I have been trying the tar gel coatings for work on paper mounted on panel. I would like a thick depth and clarity that I can't get from the GAC. I tried brushing it first with no added water, and had no crazing, but also it dried too quickly to be perfectly smooth–the brush strokes got gummy even on a small panel of only 10 inches square.
I next tried two coats, the first brushed and a day later a second coat of tar gel poured (diluted with half water). Disaster! The pour is crazing and cratering.How do you know how much to pour? And if you start at one edge, with the panel tilted, there is always more at one end. It seems the cratering may have been caused by setting the panel back down flat and the backflow–?
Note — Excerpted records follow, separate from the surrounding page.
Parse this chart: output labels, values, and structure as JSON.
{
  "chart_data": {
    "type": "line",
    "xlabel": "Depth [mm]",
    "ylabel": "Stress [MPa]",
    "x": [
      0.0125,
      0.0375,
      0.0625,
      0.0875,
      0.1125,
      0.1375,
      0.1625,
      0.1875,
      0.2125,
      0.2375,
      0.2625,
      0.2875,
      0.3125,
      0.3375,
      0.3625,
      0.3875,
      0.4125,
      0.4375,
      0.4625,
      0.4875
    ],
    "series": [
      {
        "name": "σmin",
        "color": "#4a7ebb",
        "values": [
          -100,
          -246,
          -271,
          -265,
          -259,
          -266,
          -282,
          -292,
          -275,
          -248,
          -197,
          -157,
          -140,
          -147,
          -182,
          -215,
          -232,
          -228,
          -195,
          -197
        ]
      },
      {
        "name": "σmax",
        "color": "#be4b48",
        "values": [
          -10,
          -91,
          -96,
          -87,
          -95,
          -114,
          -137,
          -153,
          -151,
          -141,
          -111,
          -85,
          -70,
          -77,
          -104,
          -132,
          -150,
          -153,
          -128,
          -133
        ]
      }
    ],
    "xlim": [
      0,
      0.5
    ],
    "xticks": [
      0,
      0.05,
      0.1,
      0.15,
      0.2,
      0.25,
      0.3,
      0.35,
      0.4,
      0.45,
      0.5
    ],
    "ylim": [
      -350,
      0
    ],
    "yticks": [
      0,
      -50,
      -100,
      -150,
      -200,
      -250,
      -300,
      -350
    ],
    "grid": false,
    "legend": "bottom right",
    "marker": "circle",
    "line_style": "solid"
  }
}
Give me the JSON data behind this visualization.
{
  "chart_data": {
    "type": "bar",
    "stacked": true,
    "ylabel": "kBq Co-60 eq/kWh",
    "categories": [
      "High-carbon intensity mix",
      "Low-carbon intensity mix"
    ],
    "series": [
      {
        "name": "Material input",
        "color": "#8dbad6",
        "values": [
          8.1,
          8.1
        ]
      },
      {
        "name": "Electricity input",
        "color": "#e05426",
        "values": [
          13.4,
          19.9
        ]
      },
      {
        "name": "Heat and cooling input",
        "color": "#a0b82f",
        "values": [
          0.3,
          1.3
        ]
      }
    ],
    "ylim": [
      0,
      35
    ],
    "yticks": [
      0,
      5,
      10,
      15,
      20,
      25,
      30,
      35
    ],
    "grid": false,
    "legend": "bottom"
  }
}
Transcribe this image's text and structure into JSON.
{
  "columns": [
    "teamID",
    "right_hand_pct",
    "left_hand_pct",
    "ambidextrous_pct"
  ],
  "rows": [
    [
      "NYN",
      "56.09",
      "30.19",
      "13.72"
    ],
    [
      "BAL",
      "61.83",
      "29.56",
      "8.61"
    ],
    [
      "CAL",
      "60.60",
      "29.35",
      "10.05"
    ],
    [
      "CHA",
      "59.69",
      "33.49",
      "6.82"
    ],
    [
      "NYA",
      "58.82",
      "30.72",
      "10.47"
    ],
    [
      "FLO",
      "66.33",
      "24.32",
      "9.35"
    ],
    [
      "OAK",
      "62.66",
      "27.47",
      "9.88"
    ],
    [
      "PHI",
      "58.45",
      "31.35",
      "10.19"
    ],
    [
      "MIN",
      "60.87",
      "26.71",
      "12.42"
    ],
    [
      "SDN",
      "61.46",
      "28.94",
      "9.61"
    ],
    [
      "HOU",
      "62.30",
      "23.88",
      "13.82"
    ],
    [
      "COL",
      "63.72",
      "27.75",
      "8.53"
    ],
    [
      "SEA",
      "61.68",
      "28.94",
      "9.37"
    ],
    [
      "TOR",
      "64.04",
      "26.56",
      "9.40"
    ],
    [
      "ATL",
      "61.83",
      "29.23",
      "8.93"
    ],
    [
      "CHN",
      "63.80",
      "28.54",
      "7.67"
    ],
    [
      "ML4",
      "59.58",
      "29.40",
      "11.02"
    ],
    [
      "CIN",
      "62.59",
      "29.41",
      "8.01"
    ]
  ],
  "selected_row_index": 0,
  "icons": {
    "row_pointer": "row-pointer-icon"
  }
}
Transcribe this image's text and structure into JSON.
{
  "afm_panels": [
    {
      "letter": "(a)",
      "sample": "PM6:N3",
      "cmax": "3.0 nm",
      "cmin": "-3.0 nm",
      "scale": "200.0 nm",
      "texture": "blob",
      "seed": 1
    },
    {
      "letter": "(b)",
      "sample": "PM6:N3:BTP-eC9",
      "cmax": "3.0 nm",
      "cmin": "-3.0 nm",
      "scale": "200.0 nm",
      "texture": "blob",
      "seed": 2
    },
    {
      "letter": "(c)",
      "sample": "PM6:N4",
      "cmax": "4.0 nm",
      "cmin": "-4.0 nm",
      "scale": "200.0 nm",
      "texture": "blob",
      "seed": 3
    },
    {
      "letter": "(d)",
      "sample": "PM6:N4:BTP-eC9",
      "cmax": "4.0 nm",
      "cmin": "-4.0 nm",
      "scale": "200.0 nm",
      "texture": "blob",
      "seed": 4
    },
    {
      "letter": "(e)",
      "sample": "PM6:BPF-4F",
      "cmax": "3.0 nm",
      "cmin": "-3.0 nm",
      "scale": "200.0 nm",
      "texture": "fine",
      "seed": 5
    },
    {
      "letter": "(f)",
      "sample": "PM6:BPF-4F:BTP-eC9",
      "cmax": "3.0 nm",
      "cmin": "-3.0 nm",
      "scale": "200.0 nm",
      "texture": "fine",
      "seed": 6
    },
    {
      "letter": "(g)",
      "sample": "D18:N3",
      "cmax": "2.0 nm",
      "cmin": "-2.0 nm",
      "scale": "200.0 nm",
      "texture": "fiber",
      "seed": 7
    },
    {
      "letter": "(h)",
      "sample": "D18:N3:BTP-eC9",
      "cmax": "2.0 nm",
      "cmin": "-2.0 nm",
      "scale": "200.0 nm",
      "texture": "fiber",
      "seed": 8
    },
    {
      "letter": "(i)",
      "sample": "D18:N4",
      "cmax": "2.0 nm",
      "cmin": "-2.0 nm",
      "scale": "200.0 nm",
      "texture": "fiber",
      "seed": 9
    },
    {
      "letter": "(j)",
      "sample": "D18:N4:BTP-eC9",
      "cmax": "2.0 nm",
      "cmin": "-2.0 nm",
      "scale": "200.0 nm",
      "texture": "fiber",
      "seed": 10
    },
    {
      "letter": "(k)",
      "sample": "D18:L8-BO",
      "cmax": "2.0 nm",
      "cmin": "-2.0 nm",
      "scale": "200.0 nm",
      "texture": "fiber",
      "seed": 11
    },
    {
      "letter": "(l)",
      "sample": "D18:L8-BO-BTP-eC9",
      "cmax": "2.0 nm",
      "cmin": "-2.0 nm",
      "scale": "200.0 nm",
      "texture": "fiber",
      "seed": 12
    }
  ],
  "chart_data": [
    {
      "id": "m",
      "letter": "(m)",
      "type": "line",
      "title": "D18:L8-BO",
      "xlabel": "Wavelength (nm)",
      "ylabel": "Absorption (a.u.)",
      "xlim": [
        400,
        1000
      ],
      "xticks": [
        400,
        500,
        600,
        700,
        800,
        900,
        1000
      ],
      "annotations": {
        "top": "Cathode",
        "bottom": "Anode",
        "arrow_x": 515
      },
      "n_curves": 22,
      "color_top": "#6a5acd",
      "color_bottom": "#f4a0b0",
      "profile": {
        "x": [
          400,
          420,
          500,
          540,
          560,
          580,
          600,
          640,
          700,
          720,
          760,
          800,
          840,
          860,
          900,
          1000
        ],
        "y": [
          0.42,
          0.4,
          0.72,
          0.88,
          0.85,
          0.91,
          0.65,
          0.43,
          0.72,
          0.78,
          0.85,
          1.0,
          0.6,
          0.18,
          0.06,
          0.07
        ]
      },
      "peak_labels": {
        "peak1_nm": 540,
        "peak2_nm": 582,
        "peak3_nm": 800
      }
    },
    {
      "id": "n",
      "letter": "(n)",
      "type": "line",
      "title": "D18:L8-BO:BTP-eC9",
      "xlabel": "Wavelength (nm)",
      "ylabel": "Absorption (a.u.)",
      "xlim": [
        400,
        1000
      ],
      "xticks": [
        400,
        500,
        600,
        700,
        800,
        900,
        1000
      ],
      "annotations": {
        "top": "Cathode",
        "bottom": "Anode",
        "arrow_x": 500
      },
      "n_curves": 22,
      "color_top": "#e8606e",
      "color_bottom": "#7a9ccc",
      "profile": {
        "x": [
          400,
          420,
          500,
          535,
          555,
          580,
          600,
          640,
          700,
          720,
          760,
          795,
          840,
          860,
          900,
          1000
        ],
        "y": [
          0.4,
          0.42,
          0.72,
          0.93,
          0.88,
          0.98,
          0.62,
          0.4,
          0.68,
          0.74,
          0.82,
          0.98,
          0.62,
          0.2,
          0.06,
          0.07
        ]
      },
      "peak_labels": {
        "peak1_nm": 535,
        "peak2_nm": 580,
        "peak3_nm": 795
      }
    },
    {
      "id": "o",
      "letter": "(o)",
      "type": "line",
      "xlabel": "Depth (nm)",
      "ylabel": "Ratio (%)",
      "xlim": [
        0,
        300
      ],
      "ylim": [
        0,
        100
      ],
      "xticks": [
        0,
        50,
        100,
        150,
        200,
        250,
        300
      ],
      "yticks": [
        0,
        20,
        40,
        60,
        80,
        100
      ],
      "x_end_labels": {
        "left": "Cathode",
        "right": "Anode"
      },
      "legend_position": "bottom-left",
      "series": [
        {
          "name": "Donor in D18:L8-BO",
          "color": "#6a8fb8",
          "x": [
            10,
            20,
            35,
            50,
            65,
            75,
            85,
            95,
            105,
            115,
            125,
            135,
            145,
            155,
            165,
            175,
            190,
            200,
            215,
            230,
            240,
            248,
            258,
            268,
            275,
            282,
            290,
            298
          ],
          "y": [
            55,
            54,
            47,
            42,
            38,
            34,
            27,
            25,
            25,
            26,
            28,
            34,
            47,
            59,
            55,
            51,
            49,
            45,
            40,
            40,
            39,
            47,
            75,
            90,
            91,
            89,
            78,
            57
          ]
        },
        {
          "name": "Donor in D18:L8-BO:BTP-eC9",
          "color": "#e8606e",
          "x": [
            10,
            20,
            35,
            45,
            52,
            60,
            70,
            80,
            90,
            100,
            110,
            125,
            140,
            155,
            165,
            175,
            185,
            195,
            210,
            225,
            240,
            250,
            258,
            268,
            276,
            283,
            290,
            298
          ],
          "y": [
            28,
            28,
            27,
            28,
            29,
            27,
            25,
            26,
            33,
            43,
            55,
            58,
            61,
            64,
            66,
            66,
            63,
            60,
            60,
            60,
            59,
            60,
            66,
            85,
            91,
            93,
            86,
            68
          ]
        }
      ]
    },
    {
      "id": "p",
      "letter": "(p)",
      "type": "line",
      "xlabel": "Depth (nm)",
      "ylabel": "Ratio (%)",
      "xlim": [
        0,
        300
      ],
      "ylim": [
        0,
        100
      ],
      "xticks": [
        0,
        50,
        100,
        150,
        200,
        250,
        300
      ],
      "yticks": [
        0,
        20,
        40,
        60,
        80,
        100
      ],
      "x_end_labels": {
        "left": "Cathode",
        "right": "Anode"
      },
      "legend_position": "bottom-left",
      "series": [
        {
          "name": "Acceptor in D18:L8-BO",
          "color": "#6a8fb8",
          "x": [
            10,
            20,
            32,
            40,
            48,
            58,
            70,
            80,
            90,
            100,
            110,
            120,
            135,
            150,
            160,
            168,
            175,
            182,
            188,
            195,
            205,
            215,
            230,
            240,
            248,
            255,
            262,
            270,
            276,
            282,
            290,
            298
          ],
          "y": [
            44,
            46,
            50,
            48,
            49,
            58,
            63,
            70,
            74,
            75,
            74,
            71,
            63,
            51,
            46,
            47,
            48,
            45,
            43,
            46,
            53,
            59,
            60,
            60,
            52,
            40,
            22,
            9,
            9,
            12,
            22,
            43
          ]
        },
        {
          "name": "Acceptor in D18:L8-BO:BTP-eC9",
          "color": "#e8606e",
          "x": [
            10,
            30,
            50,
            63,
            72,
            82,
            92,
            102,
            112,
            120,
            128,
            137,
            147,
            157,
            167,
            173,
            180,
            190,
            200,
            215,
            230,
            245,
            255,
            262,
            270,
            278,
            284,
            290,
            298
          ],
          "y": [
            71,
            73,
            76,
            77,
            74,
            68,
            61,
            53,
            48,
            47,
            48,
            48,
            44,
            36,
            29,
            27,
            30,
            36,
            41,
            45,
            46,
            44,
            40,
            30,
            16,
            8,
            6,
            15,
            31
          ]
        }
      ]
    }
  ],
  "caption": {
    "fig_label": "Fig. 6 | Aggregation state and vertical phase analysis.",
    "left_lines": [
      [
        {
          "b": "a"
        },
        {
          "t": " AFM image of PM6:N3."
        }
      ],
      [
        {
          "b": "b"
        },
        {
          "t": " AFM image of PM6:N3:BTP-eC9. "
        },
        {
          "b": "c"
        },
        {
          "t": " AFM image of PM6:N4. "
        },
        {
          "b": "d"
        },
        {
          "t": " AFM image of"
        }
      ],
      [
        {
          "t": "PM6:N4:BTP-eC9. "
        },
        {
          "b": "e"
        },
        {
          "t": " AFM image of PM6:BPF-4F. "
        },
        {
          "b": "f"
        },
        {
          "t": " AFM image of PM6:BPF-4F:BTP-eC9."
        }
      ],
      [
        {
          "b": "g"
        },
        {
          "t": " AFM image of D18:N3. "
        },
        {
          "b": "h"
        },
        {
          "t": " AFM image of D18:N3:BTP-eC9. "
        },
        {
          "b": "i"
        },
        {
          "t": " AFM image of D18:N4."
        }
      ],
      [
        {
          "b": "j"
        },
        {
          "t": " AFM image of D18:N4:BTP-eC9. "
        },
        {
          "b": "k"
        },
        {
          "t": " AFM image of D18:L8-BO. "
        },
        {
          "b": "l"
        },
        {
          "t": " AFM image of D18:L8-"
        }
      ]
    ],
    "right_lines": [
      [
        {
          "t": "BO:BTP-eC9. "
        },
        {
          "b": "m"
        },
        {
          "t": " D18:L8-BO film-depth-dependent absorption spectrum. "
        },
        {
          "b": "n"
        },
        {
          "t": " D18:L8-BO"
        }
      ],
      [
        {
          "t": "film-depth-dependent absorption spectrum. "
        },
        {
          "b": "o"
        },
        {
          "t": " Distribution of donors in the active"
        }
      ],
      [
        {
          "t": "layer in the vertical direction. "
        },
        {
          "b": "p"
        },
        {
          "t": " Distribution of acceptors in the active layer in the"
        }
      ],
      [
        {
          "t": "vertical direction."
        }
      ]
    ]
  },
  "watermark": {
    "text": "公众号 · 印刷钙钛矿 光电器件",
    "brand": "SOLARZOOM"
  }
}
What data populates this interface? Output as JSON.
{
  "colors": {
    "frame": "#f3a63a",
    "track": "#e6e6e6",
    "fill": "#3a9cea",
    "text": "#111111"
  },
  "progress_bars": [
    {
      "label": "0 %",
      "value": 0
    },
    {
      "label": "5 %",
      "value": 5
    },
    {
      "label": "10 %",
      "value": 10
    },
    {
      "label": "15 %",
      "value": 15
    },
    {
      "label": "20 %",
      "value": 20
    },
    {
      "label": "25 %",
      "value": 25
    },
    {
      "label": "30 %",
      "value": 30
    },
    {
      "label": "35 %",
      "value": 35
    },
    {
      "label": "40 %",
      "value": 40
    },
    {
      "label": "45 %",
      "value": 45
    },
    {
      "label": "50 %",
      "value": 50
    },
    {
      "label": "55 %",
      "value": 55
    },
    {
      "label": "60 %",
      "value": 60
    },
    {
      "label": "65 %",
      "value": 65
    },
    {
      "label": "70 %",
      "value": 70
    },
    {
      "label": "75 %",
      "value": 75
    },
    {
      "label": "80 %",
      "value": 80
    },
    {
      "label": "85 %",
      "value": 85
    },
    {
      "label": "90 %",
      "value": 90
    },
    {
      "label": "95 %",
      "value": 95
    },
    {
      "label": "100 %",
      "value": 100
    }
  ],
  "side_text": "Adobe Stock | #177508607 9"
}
I also tested the alcohol spray. I misted the first dry coat before pouring, and it got tiny crackles where the alcohol was a little heavier. After the pour I misted very lightly again over a few bubbles. They immediately went away, but I'm wondering if the alcohol could have had an effect on the crazing. I use alcohol for image transfers so I know there are many kinds. I used the 70% rubbing alcohol–was this the right kind?
This is all so tricky, it seems like I will have to practice many times before getting it right and there may always be a risk of ruining the art. My goals are twofold: I want to be able to work on paper on panel and show it without glass, both for economic reasons and because I don't like how glass distances you from the surface. I also want to create very deep-space collages with skins overlayed, and use a a final bath of translucent gel to encase the whole.I don't like the brush strokes of matte or gloss medium over collage, it tends to distract from the underlying textures of the edges. But perhaps tar gel is the wrong medium–?
I'd love any thoughts you have on this!
Self-Leveling Gel is very clear, while GAC800 has a slight cloudiness to it that is not easily visible in thin pours, but looks almost wax-like in thicker pours. Unlike the Self-leveling Gel, however, GAC 800 is made specifically for thicker pours and will not crevice. If you want a thick pour with self-leveling gel you would need to slowly build up using multiple thin layers. Another idea is to use a thick gel like Heavy Gel Gloss which goes on thickly by knife (not pourable) and you can apply an ample layer of this first, then after it is dry "smooth" it out by applying a thin layer of the GAC800 as a last layer which will fill in any texture made by the knife application of the Heavy Gel.
Would self-leveling clear gel work as well or would it not be able to be put on as thickly? I think GAC 800 may not be as clear as the self-leveling clear gel?
Yes, acrylic will not usually adhere to an oil painted surface, so this technique is meant to be applied to surfaces primed with acrylic gesso, and/or painted with acrylic paints or products.
Thank you for this entry. I have been curious as to how this was achieved. Am I correct in assuming you would only do this over acrylics and not oils?